Von Henrik Müller
mm.de: Wie ließe sich der große Crash verhindern? Kann die Politik gegensteuern?
Eichengreen: Sicher. Vor allem die USA und China müssen ihre fundamentalen ökonomischen Probleme lösen. China muss sich weniger abhängig von Exporten machen. Auf Dauer ist ein derart stark von Exporten getriebenes Wachstum nicht gesund. Es macht die Wirtschaft auch für außenwirtschaftliche Störungen anfällig.
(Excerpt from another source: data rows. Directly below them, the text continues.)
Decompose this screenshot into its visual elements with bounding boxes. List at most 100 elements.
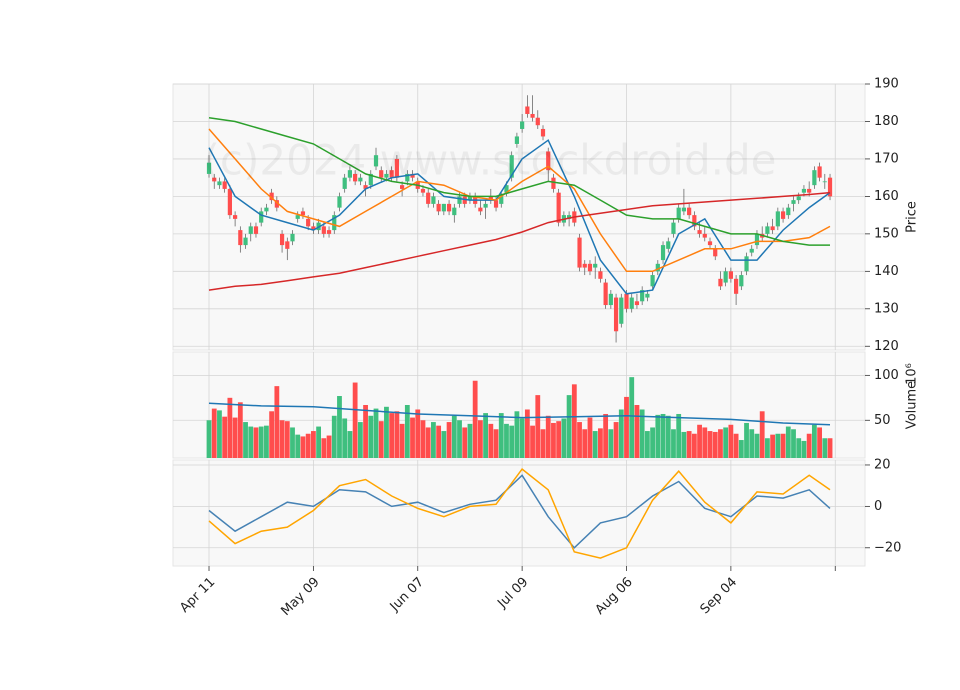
candle-body (462, 196, 467, 204)
candle-body (509, 155, 514, 178)
candle-body (692, 215, 697, 227)
candle-body (655, 263, 660, 272)
volume-bar (712, 431, 718, 458)
candle-body (566, 215, 572, 219)
candle-body (640, 290, 645, 302)
candle-body (290, 233, 295, 242)
candle-body (326, 230, 332, 234)
candle-body (796, 196, 801, 201)
candle-body (306, 218, 311, 227)
volume-bar (556, 421, 562, 458)
volume-bar (425, 427, 431, 458)
candle-body (243, 237, 248, 246)
candle-body (400, 185, 405, 189)
candle-body (483, 203, 488, 208)
candle-body (624, 293, 629, 309)
candle-body (530, 113, 535, 118)
volume-bar (269, 411, 275, 458)
volume-bar (681, 431, 687, 458)
volume-bar (284, 421, 290, 458)
candle-body (520, 121, 525, 129)
candle-body (217, 181, 222, 186)
x-tick-label: May 09 (278, 575, 322, 619)
indicator-line (208, 139, 831, 295)
y-offset-label: 10⁶ (905, 363, 920, 385)
candle-body (827, 177, 833, 197)
volume-bar (436, 425, 442, 458)
candle-body (540, 128, 546, 137)
y-tick-label: 150 (874, 226, 899, 241)
candle-body (619, 297, 624, 324)
volume-bar (342, 418, 348, 458)
volume-bar (655, 414, 661, 458)
candle-body (379, 170, 384, 178)
volume-bar (759, 411, 765, 458)
volume-bar (624, 396, 629, 458)
candle-body (733, 278, 739, 294)
y-tick-label: 160 (874, 189, 899, 204)
volume-bar (671, 429, 676, 458)
candle-body (264, 207, 269, 212)
candle-body (410, 173, 415, 178)
volume-bar (326, 435, 332, 458)
candle-body (238, 230, 243, 246)
volume-bar (639, 409, 645, 458)
candle-body (671, 222, 676, 234)
candle-body (446, 203, 452, 212)
volume-bar (264, 425, 269, 458)
candle-body (687, 207, 692, 216)
candle-body (676, 207, 681, 219)
candle-body (812, 170, 817, 186)
candle-body (295, 215, 300, 219)
candle-body (347, 170, 353, 178)
candle-body (770, 226, 775, 231)
candle-body (765, 226, 770, 234)
volume-bar (644, 431, 650, 458)
candle-body (373, 155, 379, 167)
volume-bar (718, 429, 723, 458)
indicator-line (208, 468, 831, 559)
indicator-line (208, 402, 831, 426)
y-tick-label: 50 (874, 413, 891, 428)
volume-bar (467, 423, 473, 458)
y-tick-label: 180 (874, 114, 899, 129)
candle-body (780, 211, 786, 219)
volume-bar (686, 431, 692, 458)
indicator-line (208, 128, 831, 273)
candle-body (285, 241, 290, 249)
volume-bar (253, 427, 259, 458)
volume-bar (462, 427, 468, 458)
volume-bar (509, 425, 515, 458)
candle-body (467, 196, 473, 201)
volume-bar (571, 384, 577, 458)
watermark: (c)2024 www.stockdroid.de (204, 136, 777, 185)
candle-body (420, 188, 426, 193)
candle-body (713, 248, 718, 257)
volume-bar (613, 422, 619, 458)
volume-bar (551, 422, 556, 458)
candle-body (222, 181, 227, 189)
volume-bar (493, 429, 499, 458)
candle-body (807, 188, 812, 193)
candle-body (723, 271, 728, 283)
x-tick-label: Jun 07 (387, 575, 427, 615)
candle-body (593, 263, 598, 268)
volume-bar (535, 395, 541, 458)
volume-bar (582, 429, 588, 458)
candle-body (431, 196, 436, 204)
volume-bar (420, 420, 426, 458)
volume-bar (217, 410, 222, 458)
candle-body (613, 297, 619, 332)
candle-body (253, 226, 259, 234)
candle-body (321, 226, 326, 234)
volume-bar (206, 420, 212, 458)
y-tick-label: 100 (874, 368, 899, 383)
candle-body (405, 173, 410, 182)
candle-body (514, 136, 520, 144)
volume-bar (477, 420, 483, 458)
volume-bar (446, 422, 452, 458)
volume-bar (483, 413, 489, 458)
volume-bar (691, 433, 697, 458)
volume-bar (399, 423, 405, 458)
candle-body (499, 196, 504, 204)
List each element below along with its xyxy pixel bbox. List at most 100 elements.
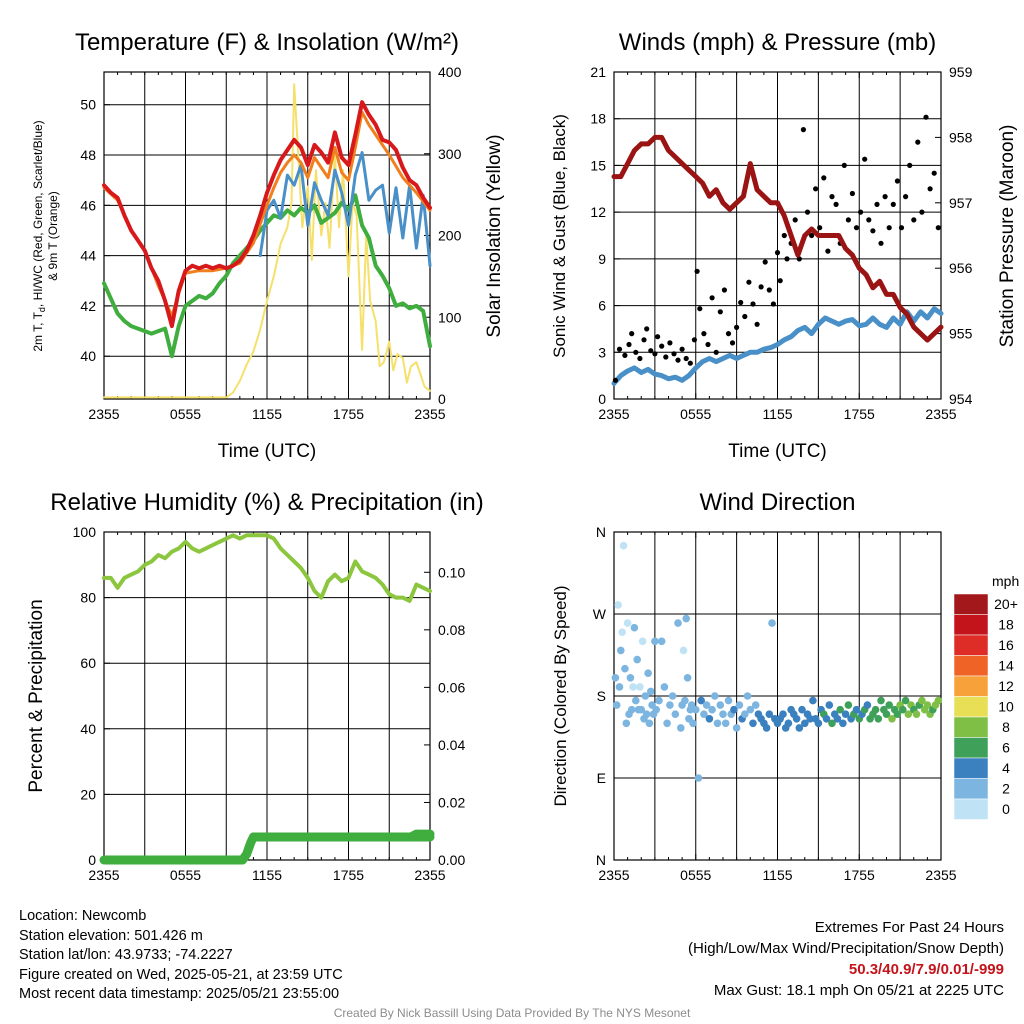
- gust-point: [784, 256, 790, 262]
- direction-point: [677, 724, 685, 732]
- gust-point: [911, 217, 917, 223]
- station-location: Location: Newcomb: [19, 908, 147, 924]
- rh-ytick-right-label: 0.06: [438, 679, 465, 695]
- direction-point: [798, 705, 806, 714]
- temp-ytick-right-label: 100: [438, 309, 462, 325]
- rh-ytick-right-label: 0.04: [438, 737, 465, 753]
- series-precip-tail: [406, 829, 435, 842]
- gust-point: [683, 355, 689, 362]
- gust-point: [687, 360, 693, 366]
- colorbar-label: 10: [998, 699, 1014, 715]
- temp-xtick-label: 1155: [252, 406, 282, 422]
- direction-point: [912, 710, 921, 718]
- gust-point: [644, 326, 650, 332]
- gust-point: [770, 301, 777, 307]
- colorbar-swatch: [953, 593, 989, 615]
- dir-xtick-label: 1155: [762, 867, 792, 883]
- gust-point: [882, 194, 888, 200]
- rh-ylabel: Percent & Precipitation: [26, 599, 47, 792]
- colorbar-swatch: [953, 737, 989, 759]
- direction-point: [814, 719, 823, 728]
- gust-point: [616, 346, 623, 352]
- series-wind: [611, 306, 944, 386]
- dir-ylabel: Direction (Colored By Speed): [551, 585, 570, 806]
- direction-point: [657, 637, 666, 646]
- direction-point: [749, 719, 757, 728]
- series-t2m: [102, 100, 432, 329]
- rh-ytick-label: 40: [80, 721, 96, 737]
- gust-point: [697, 306, 703, 312]
- direction-point: [735, 701, 744, 709]
- recent-timestamp: Most recent data timestamp: 2025/05/21 2…: [19, 986, 340, 1002]
- dir-xtick-label: 0555: [680, 867, 711, 883]
- colorbar-swatch: [953, 757, 989, 779]
- rh-ytick-right-label: 0.10: [438, 564, 465, 580]
- colorbar-swatch: [953, 778, 989, 800]
- wind-xtick-label: 1755: [844, 406, 875, 422]
- gust-point: [866, 217, 872, 223]
- wind-ytick-label: 15: [590, 157, 606, 173]
- extremes-values: 50.3/40.9/7.9/0.01/-999: [848, 961, 1004, 978]
- series-hiwc_low: [258, 151, 432, 268]
- colorbar-swatch: [953, 696, 989, 718]
- direction-point: [622, 719, 631, 728]
- direction-point: [809, 696, 817, 705]
- direction-point: [833, 715, 842, 723]
- direction-point: [751, 701, 760, 709]
- direction-point: [671, 710, 680, 718]
- colorbar-label: 16: [998, 637, 1014, 653]
- colorbar-label: 6: [1002, 740, 1010, 756]
- rh-xtick-label: 2355: [88, 867, 119, 883]
- gust-point: [750, 301, 756, 307]
- gust-point: [633, 349, 639, 355]
- gust-point: [774, 250, 781, 256]
- direction-point: [651, 637, 659, 646]
- direction-point: [627, 705, 636, 714]
- gust-point: [923, 114, 929, 120]
- direction-point: [836, 705, 844, 714]
- direction-point: [617, 646, 625, 655]
- temp-ytick-right-label: 200: [438, 228, 462, 244]
- direction-point: [741, 710, 749, 718]
- wind-ytick-label: 18: [590, 111, 606, 127]
- direction-point: [708, 705, 716, 714]
- rh-xtick-label: 1155: [252, 867, 282, 883]
- colorbar-swatch: [953, 634, 989, 656]
- direction-point: [666, 701, 674, 709]
- wind-xtick-label: 2355: [925, 406, 956, 422]
- rh-ytick-label: 20: [80, 786, 96, 802]
- gust-point: [804, 209, 811, 215]
- gust-point: [762, 259, 768, 265]
- gust-point: [821, 175, 827, 181]
- direction-point: [732, 724, 741, 732]
- temp-ytick-label: 44: [80, 248, 96, 264]
- colorbar-label: 2: [1002, 781, 1010, 797]
- temp-xlabel: Time (UTC): [218, 441, 317, 462]
- colorbar-swatch: [953, 614, 989, 636]
- gust-point: [853, 225, 860, 231]
- gust-point: [622, 352, 628, 358]
- rh-ytick-label: 100: [73, 524, 97, 540]
- gust-point: [626, 341, 632, 348]
- direction-point: [822, 715, 831, 723]
- gust-point: [709, 295, 715, 301]
- gust-point: [915, 139, 921, 145]
- direction-point: [768, 619, 776, 627]
- direction-point: [682, 614, 690, 623]
- gust-point: [858, 209, 864, 215]
- direction-point: [694, 774, 703, 782]
- direction-point: [615, 683, 624, 691]
- direction-point: [795, 724, 804, 732]
- direction-point: [626, 674, 635, 682]
- wind-ytick-right-label: 954: [949, 391, 973, 407]
- wind-title: Winds (mph) & Pressure (mb): [619, 29, 936, 56]
- gust-point: [800, 127, 807, 133]
- direction-point: [852, 705, 861, 714]
- wind-ytick-label: 21: [590, 64, 606, 80]
- direction-point: [792, 715, 801, 723]
- direction-point: [719, 710, 727, 718]
- temp-ytick-label: 40: [80, 348, 96, 364]
- dir-ytick-label: E: [597, 770, 606, 786]
- direction-point: [668, 692, 677, 700]
- direction-point: [681, 696, 689, 705]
Die USA wiederum müssen vor allem in der Finanzpolitik auf einen nachhaltigen Kurs zurückfinden. Die großen Budgetprobleme werden immer noch nicht ernst genommen.
mm.de: Glauben Sie, der neue Finanzminister Hank Paulson, bis vor kurzem Chef der Investmentbank Goldman Sachs, wird daran etwas ändern können?
Eichengreen: Was ich bisher von ihm gehört habe, deutet jedenfalls nicht darauf hin. Als Erstes hat er versprochen: keine Steuererhöhungen. Schon das Wort Steuererhöhungen ist ja in den USA verboten - wir sprechen von "Einnahmeverbesserungen".
Also, ohne Einnahmeverbesserungen wird das US-Budget nicht bis 2009 halbiert werden können, wie es die Regierung angekündigt hat. Steuererhöhungen sind unumgänglich. Der jetzige Kurs ist unglaubwürdig. Das ist das fundamentale ökonomische Problem Amerikas.
mm.de: Und die Bürger müssen mehr sparen. Die Sparquote liegt bei 0 Prozent - auch kein nachhaltiges Verhalten.
Eichengreen: Tja, einerseits war das natürlich in den vergangenen Jahren hilfreich. Amerika ist weiter robust gewachsen, weil die Bürger auf Pump lebten - also ihre zukünftigen Einkommen verkonsumierten. Andererseits ist diese Entwicklung ungesund. Daran waren auch die über Jahre zu niedrigen Zinsen Schuld. Nun normalisieren sich die Zinsen, und die Konsumenten werden darauf reagieren. Vielleicht sehen wir gerade den Beginn dieser Rückkehr der Ersparnis.
mm.de: Wenn sowohl die öffentlichen als auch die privaten Haushalte mehr sparen müssen, heißt das: Die USA als ultimativer Nachfrager der Weltwirtschaft fallen auf Jahre aus?
Eichengreen: Das ist wohl unausweichlich. Es kann zu einer globalen Wachstumsabschwächung oder sogar zu einer Rezession kommen - es sei denn, andere Nachfrager springen in die Bresche.
Und da gibt es ja durchaus einige positive Anzeichen: In Deutschland steigen die Investitionen endlich wieder an. Das ist doch ganz viel versprechend. Aber es ist ganz klar: Die USA müssen weniger ausgeben, andere, vor allem die Europäer, müssen mehr ausgeben. Desto leichter wird die Welt die derzeitigen Ungleichgewichte neu ausbalancieren können.